Thorn has seen that first hand as a Maroons player in State of Origin and from the other side – as a member of the Crusaders side that lost the 2011 Super Rugby final to the Reds.

“There was supposed to be pressure on us around the game and being here but we were playing on Queensland soil in the cauldron,” he said.

“The Queensland crowd come and they’re parochial and they rocked the house.

“That’s the way it’s always been. That’s our house, that’s our soil, that’s Queensland.”

James O’Connor (R) was the man of the hour for the Reds. (Photo by Bradley Kanaris/Getty Images)Source:Getty Images

The Reds face a mammoth task this week, having to temper their celebrations ahead of their opening Trans-Tasman Super Rugby clash against the Highlanders in Dunedin on Friday.

The shattered Brumbies have just days to overcome their Super Rugby AU finals disappointment or risk having their Trans-Tasman campaign go up in smoke.

The Brumbies suffered a heartbreaking 19-16 Super Rugby AU grand final loss to the Queensland Reds in Brisbane on Saturday night after James O’Connor sliced through exhausted defenders in the 85th minute to seal his side the title.

The Brumbies had been reduced to 13 men for the final stages and were penalised consistently after the siren, leaving coach Dan McKellar and his men shattered after the match.

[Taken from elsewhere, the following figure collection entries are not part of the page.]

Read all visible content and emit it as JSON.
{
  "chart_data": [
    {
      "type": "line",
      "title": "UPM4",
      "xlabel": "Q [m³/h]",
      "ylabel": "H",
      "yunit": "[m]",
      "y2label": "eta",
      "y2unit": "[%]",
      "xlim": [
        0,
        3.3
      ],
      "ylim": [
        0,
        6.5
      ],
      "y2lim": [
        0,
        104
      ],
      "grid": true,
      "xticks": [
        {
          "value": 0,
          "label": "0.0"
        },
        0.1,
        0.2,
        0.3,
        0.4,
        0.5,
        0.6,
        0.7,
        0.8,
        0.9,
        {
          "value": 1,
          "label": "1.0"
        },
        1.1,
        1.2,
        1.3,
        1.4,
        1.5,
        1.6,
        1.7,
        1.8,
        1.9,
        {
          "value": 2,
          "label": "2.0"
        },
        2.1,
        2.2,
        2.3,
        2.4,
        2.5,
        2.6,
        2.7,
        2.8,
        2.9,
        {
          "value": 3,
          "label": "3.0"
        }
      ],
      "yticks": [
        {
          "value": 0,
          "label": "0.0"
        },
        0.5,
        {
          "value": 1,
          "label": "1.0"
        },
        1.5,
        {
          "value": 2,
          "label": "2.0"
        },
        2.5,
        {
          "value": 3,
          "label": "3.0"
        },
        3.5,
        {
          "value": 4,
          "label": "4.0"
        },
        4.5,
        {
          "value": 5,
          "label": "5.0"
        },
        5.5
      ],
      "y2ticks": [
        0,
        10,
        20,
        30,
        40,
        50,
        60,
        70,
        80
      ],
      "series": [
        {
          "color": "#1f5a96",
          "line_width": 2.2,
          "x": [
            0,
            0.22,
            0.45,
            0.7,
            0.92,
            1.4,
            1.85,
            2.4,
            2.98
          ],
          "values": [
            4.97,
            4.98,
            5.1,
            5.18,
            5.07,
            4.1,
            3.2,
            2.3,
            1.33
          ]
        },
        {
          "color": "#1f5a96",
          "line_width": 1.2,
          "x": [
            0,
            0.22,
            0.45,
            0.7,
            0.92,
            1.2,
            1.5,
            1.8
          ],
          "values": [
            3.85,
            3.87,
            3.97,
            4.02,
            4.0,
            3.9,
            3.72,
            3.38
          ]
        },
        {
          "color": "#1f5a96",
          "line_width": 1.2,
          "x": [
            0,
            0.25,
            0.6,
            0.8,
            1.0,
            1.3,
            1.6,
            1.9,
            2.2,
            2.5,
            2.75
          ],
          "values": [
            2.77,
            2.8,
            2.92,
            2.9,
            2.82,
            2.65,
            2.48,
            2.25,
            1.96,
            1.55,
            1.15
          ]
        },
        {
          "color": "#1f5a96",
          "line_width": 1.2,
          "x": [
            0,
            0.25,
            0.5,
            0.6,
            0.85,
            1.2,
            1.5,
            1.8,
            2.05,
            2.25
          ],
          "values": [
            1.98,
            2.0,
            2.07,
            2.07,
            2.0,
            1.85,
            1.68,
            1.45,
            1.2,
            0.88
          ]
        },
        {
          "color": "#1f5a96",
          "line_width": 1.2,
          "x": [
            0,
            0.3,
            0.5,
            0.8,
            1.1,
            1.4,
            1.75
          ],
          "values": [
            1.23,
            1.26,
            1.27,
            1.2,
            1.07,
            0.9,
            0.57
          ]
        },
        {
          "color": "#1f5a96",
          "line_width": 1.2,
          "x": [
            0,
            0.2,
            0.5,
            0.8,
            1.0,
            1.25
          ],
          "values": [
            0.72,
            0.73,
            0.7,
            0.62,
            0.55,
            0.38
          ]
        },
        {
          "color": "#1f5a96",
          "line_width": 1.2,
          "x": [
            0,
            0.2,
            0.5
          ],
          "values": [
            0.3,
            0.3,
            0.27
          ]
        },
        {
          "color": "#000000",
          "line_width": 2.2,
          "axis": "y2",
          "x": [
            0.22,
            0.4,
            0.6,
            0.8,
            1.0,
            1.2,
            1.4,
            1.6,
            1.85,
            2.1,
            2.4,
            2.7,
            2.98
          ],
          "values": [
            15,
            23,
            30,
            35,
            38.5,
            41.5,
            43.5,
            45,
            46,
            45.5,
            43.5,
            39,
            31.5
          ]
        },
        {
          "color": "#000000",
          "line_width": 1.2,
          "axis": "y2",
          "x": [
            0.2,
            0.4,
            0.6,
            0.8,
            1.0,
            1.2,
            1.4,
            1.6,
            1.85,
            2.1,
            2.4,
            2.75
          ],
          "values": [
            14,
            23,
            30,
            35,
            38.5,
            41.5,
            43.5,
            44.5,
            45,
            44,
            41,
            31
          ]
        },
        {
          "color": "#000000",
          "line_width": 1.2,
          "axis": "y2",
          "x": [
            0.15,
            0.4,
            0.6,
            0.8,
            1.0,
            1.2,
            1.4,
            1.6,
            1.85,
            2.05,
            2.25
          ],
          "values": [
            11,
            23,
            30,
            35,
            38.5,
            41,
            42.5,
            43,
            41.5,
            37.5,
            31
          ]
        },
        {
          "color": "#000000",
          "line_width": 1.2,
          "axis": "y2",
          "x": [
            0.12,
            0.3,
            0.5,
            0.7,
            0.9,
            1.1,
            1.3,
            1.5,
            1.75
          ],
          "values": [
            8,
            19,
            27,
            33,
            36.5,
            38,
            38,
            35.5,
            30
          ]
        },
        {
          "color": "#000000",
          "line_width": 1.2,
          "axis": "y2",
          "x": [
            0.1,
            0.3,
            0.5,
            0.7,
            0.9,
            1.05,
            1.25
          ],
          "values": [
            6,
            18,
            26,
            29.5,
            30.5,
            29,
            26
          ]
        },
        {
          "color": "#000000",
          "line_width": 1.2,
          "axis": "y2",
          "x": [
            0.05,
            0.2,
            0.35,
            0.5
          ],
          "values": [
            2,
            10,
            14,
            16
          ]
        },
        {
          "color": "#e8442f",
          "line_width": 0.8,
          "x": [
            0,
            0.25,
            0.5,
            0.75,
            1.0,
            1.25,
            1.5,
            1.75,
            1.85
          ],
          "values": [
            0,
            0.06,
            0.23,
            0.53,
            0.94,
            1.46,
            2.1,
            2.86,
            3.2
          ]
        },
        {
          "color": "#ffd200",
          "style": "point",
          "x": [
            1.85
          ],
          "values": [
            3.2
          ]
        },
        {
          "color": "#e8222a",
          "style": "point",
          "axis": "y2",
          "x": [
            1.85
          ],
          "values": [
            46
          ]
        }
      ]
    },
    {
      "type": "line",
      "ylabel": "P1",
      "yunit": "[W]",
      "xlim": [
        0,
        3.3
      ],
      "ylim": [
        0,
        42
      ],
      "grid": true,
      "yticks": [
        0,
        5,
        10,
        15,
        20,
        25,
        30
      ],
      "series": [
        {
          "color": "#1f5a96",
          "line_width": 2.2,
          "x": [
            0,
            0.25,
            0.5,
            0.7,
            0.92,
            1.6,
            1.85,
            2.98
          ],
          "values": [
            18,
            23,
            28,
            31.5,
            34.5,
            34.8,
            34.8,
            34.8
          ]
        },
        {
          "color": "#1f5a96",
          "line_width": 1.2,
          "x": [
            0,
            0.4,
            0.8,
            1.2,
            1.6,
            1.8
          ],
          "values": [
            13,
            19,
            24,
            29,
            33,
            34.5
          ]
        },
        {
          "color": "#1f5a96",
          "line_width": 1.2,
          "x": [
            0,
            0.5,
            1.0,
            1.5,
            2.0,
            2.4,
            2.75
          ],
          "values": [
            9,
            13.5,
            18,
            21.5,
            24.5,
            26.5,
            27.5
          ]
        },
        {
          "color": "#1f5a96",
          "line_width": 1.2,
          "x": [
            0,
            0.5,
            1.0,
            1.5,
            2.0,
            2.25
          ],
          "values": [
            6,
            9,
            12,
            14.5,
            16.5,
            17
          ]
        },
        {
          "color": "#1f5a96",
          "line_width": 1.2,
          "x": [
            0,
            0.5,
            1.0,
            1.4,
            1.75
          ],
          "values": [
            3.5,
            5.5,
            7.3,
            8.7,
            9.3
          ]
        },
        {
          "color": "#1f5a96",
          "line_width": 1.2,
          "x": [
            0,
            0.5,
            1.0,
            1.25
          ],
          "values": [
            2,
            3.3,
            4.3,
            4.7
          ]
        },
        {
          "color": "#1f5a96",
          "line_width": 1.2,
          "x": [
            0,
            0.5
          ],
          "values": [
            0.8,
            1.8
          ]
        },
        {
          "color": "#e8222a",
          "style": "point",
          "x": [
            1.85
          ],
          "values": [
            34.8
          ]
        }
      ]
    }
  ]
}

But with a three-match tour of New Zealand to start the Trans-Tasman competition, including Saturday’s opener against Super Rugby Aotearoa champs the Crusaders in Christchurch, the Brumbies need to pivot quickly to keep their season alive.

McKellar measured his words carefully after the match when asked what he thought of the decisions to hand yellow cards to Darcy Swain (77th minute) and Luke Reimer (80) after loose forward Rob Valetini was sin binned for a high tackle earlier in the second half.

“I can’t say too much to be honest. Just as long as everyone’s accountable for their performance out there tonight,” McKellar said.

“It became incredibly tough to hold them out, we were exhausted.”

Captain Allan Alaalatoa said his troops “emptied the tank” in the final stages.

“Down to 13 men and holding them out for so long but they just got back-to-back penalties,” Alaalatoa said.

But McKellar was keen for his team’s heartbreak not to be portrayed as sour grapes.

“Don’t judge us on our disappointment,” he said.

“(The Reds) hung in there didn’t they. I congratulate Queensland, it was a great night for Australian rugby.

“We’re just shattered. We’re not blaming anyone.

“It’s a good young side here, (the crowd has) got behind them and created a memory that will be spoken of for a long time.”

McKellar will allow his team to celebrate their Aussie season and lick their wounds briefly but with games in Hamilton and Auckland to follow the Crusaders clash, they need to regroup quickly.

“It’ll be tough but the boys deserve some time to have a beer and relax and we’ll worry about the Crusaders from Tuesday,” he said.

“I don’t think there’s too many tougher tours, Crusaders, Chiefs, Blues, all in New Zealand.”